MINNEAPOLIS - Every All-Star was interrogated about Derek Jeter during Monday's media-palooza at the Hyatt Regency. Multiple times.
Often it was the same question, just phrased in a different way. What can you tell us about Jeter? Nothing was too small or insignificant.
When it was Adam Jones' turn to be squeezed for a Jeter nugget, a reporter asked the Orioles outfielder what he'd like to talk to the Yankees' captain about at his 14th and final All-Star Game.
"How do you keep your life so private?" Jones said, smiling. "No one knows anything about him. It's a great secret. We know nothing about Derek Jeter, besides what Wikipedia tells you. That's awesome.''
Jones is right. Jeter is the Batman of baseball superheroes, the enigmatic champion of Gotham.
Everyone can tell you about the pinstriped Jeter from what the future Hall of Famer has done on the field, in plain view, with a bat and glove. But once he's back in street clothes, Jeter can be a ghost, which in this Twitter era is more amazing than any jump-throw from the leftfield grass he's ever made.
He's always leaving the public panting for more because we get him for only three hours a night, six or seven months a year. For two decades, those have been a great three hours. And when Jeter takes the field Tuesday night, it will be down to four or five innings -- if we're lucky enough to see him for that long.
The other All-Stars will feel just like you watching at home. They're anticipating something historic -- similar to Mariano Rivera's goose-bumpy tribute last July at Citi Field -- and wondering what the Derek Jeter Moment will be.
"To me, that was the most special part about coming here,'' the Rays' David Price said.
Price beamed as he spoke about giving up Jeter's 3,000th hit. It's not very often that teeing up a homer becomes a source of pride for a pitcher, but he sounded thrilled to be linked with one of the sport's immortals.
When asked if there is anyone he respects more than Jeter, Price shook his head. "Outside my parents and family and teammates,'' he said, "probably not.''
But what is the proper send-off for someone like Jeter, a wildly popular but intensely private player, one who has let the record and rings do most of the talking for him? Well, thanks to Rivera, we learned that even a stage as glitzy as the All-Star Game, a dressed-up exhibition, can produce genuine emotion.
"One day, when I have kids, I can tell them that I played with Derek Jeter,'' the Pirates' Andrew McCutchen said. "I look forward to that.
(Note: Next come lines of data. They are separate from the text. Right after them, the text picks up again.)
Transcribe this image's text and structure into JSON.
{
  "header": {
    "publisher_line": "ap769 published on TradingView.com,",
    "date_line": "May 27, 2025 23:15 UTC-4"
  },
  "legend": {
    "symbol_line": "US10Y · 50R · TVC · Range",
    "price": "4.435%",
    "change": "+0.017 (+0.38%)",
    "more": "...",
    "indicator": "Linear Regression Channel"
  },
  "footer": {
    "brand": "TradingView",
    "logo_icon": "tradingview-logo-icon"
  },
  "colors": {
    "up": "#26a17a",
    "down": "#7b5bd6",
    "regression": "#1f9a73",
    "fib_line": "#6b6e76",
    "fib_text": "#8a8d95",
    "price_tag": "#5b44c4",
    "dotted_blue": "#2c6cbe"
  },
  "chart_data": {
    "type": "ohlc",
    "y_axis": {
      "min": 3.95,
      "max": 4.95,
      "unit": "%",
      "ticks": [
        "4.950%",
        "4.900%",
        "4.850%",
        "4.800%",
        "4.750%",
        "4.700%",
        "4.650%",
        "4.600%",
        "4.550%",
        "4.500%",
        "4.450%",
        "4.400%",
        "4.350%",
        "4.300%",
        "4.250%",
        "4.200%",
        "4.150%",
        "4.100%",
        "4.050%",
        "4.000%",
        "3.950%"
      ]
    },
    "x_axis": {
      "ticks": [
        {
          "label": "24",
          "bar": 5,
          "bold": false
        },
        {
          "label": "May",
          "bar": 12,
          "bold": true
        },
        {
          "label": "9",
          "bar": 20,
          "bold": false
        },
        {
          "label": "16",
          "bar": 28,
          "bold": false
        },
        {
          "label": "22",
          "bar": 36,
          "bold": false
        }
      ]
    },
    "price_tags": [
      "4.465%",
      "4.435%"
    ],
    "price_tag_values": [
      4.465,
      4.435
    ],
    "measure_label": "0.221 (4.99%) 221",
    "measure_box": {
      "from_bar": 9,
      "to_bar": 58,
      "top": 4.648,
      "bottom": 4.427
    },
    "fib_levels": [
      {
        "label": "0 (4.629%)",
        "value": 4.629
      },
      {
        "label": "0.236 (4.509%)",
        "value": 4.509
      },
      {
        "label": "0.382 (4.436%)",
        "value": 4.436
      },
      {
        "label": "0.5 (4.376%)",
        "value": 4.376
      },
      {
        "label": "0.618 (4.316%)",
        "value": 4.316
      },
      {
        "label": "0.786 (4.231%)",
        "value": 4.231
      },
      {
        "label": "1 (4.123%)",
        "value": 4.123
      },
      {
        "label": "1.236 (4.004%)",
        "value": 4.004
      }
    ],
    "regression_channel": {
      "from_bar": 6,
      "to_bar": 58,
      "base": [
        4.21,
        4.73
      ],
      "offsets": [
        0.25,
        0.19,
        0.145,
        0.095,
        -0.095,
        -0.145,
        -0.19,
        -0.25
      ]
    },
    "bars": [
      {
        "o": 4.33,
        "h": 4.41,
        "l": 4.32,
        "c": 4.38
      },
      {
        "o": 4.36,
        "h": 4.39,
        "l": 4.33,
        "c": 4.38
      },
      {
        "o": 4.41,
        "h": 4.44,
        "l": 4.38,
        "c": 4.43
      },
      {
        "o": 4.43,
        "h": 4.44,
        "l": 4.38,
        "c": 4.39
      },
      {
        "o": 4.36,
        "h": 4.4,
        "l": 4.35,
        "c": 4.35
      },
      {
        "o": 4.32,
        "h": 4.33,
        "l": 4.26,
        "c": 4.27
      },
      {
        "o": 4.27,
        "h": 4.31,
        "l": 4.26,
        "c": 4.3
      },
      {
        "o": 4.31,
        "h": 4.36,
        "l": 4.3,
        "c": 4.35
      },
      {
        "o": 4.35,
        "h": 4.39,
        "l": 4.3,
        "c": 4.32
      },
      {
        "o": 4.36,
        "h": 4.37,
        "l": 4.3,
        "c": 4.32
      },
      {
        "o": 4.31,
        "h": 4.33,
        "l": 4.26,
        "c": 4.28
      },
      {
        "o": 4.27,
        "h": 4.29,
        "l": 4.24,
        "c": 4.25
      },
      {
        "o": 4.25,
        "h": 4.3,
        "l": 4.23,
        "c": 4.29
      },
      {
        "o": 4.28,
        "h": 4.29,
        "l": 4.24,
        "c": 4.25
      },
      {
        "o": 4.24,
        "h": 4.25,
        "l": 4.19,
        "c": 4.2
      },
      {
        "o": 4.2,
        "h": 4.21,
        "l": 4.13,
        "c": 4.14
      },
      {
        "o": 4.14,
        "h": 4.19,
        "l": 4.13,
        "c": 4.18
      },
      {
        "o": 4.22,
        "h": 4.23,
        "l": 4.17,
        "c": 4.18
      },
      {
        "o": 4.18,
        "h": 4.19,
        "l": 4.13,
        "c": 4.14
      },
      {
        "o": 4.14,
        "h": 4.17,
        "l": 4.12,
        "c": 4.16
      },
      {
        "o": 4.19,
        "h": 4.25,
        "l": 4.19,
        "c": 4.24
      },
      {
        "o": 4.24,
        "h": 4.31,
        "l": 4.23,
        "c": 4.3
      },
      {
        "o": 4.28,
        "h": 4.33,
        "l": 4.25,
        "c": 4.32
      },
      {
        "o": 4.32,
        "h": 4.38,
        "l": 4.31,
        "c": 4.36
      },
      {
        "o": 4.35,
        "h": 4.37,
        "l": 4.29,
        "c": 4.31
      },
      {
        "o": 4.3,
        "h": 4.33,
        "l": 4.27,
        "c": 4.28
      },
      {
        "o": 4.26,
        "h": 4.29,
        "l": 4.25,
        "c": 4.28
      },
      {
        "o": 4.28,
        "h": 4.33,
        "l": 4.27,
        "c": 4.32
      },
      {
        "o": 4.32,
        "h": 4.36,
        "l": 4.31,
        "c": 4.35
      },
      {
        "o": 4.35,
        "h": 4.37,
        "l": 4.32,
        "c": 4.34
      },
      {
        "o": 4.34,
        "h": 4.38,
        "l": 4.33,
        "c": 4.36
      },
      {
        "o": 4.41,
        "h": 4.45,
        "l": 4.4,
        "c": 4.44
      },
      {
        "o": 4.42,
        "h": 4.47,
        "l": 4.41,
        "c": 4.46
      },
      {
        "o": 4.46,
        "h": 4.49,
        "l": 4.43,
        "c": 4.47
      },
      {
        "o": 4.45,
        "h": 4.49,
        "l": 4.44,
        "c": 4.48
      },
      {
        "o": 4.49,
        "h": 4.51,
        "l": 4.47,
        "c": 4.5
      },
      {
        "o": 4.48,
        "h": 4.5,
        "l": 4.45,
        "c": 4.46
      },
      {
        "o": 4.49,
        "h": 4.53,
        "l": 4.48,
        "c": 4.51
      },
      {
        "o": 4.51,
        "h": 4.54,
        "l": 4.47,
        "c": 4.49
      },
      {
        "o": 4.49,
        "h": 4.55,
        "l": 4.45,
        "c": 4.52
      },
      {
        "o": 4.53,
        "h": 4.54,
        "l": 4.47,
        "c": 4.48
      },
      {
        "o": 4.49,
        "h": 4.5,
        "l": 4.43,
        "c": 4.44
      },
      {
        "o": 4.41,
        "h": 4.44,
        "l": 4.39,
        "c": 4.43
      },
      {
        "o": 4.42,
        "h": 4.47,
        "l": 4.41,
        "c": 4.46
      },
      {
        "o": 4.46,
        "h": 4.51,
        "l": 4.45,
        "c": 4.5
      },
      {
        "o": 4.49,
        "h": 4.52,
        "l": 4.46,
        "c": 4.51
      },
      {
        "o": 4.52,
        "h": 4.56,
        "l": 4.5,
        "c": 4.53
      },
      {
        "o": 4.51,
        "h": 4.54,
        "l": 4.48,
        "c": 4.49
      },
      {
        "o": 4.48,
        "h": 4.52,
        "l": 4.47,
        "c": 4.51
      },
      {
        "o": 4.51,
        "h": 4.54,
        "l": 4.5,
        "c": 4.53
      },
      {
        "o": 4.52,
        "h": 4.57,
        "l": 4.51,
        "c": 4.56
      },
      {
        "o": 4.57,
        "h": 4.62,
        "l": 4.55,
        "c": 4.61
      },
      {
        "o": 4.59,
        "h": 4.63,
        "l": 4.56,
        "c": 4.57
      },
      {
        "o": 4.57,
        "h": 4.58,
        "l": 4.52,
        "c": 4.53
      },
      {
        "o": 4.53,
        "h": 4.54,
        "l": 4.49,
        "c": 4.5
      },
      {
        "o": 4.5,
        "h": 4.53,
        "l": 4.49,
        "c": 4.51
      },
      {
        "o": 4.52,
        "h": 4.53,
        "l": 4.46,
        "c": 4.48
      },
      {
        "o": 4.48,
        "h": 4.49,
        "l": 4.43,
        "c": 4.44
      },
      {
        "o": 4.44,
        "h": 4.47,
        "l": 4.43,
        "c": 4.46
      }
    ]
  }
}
Hopefully, I can get to second base so I have a chance to talk to him.''
For an opposing player, that's usually the best shot at an audience with Jeter. The few feet of dirt around the bag is as close as many of them can get to him, although once they get there, he enjoys chatting and joking around. But other than teammates who speak glowingly of his behind-the-scenes consults or tutelage, cracking Jeter's inner circle is more difficult than hitting Clayton Kershaw.
Which seems to be fine for his many big-league admirers.
"Actions speak louder than words,'' said the Rockies' Troy Tulowitzki, who grew up idolizing Jeter and wears No. 2 in his honor. "I've learned more from watching him work than any conversations we've had.''
Jeter has rebounded from a lengthy ankle rehab to play 83 of the Yankees' first 96 games and stay healthy enough, at 40, to take the final All-Star bow he deserves. The one that everybody else has wanted.
"I'm very excited about it,'' said the Cardinals' Adam Wainwright, who will pitch to Jeter for the first time. "Just to be able to say I faced the best.''
That's what it all boils down to with Jeter: baseball, in its most elemental form. Played in a professional manner, at its highest level, with the utmost respect for the game. To truly appreciate Jeter, is there anything else you really need to know?
Why would you? He's been answering that question, on the field, for the past 20 years.